Link to Pubmed [PMID] – 41385321
Link to DOI – 10.1093/nar/gkaf1276
Nucleic Acids Res 2025 Nov; 53(22):
RNA modifications play a fundamental role in regulating essential cellular processes, including translation fidelity and stress adaptation. While these modifications are installed post-transcriptionally by specialized enzymes, their broader functional roles remain largely unexplored. Here, we uncover an unexpected function for the Vibrio cholerae tRNA dihydrouridine synthase B (VcDusB) beyond its canonical role in tRNA dihydrouridylation. We show that deletion of dusB severely compromises V. cholerae resistance to oxidative stress, not through the loss of tRNA modification, but via disruption of an intrinsic NADPH oxidase activity. Mutational analyses reveal that DusB redox function is essential for survival under oxidative stress. Proteomic and transposon insertion sequencing analysis further linked DusB to NADPH homeostasis and metabolic reprogramming during stress adaptation.
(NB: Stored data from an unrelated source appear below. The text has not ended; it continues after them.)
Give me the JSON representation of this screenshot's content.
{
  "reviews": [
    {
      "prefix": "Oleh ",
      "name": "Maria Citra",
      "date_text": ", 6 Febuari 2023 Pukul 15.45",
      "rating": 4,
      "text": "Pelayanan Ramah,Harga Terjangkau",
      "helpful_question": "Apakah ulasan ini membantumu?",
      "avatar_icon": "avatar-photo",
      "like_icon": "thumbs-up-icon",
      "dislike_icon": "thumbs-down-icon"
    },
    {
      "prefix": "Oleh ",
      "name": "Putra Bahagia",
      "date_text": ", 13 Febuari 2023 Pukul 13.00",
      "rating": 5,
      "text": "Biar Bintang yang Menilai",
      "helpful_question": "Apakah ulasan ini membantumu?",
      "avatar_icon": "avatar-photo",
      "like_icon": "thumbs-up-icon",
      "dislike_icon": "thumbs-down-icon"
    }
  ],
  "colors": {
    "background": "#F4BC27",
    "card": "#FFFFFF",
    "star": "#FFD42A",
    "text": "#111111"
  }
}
These findings redefine DusB as a bifunctional enzyme coupling tRNA modification to redox regulation, expanding the functional repertoire of RNA-modifying enzymes in stress adaptation. More broadly, this work paves the way for exploring the evolutionary versatility of tRNA-modifying enzymes, suggesting that their functions extend far beyond RNA metabolism to direct integration of translational control with cellular redox state.